Moreover, Exxon may have thought it could either finesse or tough-out any blowback — I am told that some oil experts are advising foreign companies in Iraq that they can navigate the risk with Baghdad, and also that just such deals with Kurdistan will help to promote north-south agreement. For the record, the Financial Times’ Sylvia Pfeifer, who originally broke the story, reported yesterday that Exxon notified the Iraqis after the fact of the Kurdistan deal, quoting Hussain al-Sharistani, Iraq’s deputy prime minister responsible for energy. If true, it suggests that Exxon was not attempting to hide the
In a column at the Financial Times, Javier Blas notes that conventional wisdom has been upended since the U.S. government apparently had no fore-knowledge of Exxon’s contract. Perhaps that is the case, but the other conventional wisdom under challenge is that of Exxon’s fundamental reputation, on which it actually trades in every relationship it forms and contract it signs around the world.
Exxon’s twin pillars are its industry-leading capacity for building immense, complex projects safely, on time and on budget; and its elevated, no-nonsense approach to these deals — it may not offer the best terms, or have the best personality, its negotiators argue, but it abides by its word, and will actually deliver what it promises. As a corollary, it expects its country partners to abide by their commitments.
It is just these attitudes of superiority that tend to irritate Exxon rivals and the leaders with whom it deals, one reason being that usually the company actually is better than everyone else. Exxon’s reputation for irreproachability has been as important as its engineering skill — it has inoculated the company from some of the contract shenanigans that have upended projects and deals led by rivals such as BP and Shell in Russia and elsewhere.
Last week I wrote that Exxon’s creed has seemed so embedded in its DNA that it was “too far-fetched” to believe that it had not obtained prior permission from Baghdad. Yet here we have Exxon accused of flagrantly violating Iraqi law and sovereignty. What seems certain is that the permission of some material individual in Baghdad was not obtained.
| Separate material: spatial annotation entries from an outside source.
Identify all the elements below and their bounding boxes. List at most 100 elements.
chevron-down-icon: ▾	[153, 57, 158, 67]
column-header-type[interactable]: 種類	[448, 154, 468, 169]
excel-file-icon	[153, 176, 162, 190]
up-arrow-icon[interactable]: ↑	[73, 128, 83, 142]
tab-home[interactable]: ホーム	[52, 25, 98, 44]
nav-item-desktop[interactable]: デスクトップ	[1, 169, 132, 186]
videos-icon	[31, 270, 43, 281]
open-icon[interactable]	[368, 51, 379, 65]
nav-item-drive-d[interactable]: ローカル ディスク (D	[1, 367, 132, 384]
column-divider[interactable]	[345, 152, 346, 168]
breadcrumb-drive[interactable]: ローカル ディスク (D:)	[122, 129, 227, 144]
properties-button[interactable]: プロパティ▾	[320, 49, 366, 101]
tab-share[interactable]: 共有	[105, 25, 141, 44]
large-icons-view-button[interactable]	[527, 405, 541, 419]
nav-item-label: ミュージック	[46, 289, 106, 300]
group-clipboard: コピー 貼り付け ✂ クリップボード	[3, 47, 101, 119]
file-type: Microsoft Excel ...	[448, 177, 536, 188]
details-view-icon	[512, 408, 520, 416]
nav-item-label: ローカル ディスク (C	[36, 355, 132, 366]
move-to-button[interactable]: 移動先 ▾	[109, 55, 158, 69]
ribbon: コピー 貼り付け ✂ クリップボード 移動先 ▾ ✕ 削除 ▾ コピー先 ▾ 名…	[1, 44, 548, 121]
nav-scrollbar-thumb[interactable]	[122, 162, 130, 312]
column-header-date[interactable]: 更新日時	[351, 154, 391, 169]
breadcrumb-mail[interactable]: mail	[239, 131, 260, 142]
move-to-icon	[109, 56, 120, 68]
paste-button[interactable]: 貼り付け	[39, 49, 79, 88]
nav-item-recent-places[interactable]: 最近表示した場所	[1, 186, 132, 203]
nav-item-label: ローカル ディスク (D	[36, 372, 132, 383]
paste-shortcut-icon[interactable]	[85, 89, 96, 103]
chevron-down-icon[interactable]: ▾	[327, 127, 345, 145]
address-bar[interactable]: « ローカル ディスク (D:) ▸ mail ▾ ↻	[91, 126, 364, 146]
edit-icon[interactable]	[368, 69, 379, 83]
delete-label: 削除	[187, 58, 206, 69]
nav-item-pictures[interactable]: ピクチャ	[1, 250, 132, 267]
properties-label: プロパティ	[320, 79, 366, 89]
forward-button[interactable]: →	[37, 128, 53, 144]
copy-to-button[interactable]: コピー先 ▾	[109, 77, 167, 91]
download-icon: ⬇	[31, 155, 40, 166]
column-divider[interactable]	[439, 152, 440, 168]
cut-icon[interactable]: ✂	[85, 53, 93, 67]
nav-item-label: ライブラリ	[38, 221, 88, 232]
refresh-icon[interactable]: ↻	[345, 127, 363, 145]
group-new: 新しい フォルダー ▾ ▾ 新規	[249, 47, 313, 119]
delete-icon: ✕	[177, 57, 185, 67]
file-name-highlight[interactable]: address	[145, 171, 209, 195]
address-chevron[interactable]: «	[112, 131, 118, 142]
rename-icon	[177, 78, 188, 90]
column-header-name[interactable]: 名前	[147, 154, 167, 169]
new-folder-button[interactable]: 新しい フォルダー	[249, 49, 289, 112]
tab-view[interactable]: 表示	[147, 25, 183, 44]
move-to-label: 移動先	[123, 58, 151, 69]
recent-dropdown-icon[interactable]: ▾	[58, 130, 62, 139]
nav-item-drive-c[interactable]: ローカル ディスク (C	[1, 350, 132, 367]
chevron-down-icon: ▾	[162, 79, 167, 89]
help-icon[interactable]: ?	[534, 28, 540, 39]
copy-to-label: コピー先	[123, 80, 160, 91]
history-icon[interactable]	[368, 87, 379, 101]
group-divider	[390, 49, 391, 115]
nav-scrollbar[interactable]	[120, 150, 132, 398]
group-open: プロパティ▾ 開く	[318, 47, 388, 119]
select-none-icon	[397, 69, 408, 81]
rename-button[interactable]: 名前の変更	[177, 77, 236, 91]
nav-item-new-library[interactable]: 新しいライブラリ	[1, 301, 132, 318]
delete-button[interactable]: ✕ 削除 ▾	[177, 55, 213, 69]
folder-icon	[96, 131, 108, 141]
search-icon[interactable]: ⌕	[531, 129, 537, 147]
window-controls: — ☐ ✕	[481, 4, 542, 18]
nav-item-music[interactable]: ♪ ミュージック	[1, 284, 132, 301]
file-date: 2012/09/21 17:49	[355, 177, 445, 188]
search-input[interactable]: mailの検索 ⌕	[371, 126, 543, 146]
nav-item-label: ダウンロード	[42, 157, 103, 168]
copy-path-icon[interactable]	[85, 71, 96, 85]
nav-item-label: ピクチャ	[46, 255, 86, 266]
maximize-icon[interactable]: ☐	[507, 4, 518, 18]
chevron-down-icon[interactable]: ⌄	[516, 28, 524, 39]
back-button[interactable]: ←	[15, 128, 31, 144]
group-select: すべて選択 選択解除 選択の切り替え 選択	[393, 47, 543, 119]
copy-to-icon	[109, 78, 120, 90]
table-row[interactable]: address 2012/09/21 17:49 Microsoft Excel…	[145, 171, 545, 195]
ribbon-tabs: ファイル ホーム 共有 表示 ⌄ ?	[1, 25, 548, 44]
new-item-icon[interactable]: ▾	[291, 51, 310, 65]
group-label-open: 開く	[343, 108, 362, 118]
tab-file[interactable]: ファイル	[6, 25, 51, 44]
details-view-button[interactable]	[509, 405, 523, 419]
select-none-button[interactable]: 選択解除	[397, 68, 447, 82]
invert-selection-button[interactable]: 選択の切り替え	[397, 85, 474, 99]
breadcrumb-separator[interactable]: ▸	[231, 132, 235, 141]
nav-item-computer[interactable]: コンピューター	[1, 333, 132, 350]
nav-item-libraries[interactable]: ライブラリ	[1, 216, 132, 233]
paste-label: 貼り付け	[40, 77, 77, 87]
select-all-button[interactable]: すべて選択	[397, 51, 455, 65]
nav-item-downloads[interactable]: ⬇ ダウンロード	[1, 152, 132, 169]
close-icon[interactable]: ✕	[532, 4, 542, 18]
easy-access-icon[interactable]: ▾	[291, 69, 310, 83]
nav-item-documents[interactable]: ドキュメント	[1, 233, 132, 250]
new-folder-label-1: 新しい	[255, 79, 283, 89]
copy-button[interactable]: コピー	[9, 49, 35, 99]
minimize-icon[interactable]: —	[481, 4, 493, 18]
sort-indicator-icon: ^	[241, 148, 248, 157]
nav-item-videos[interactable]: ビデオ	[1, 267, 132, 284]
It seems to me that somehow the trouble will blow over — if the allegations are true, Exxon will be punished in some meaningful way that allows everyone to continue going about their business. But that will not eradicate Exxon’s risk. If leaders elsewhere — Russia’s Vladimir Putin, Qatar’s Hamad bin Khalifa al-Thani, and so on — believe that Exxon in fact does engage in some of the same low-brow, corner-cutting shenanigans as its competitors, the company’s bargaining advantage may be significantly lessened. By extension, that of its rivals and interlocutors could be increased.
As for global oil and geopolitics, the trouble could extend the standoff between Baghdad and Kurdistan, and thus undermine Western aims of relieving Europe’s gas dependence on Russia.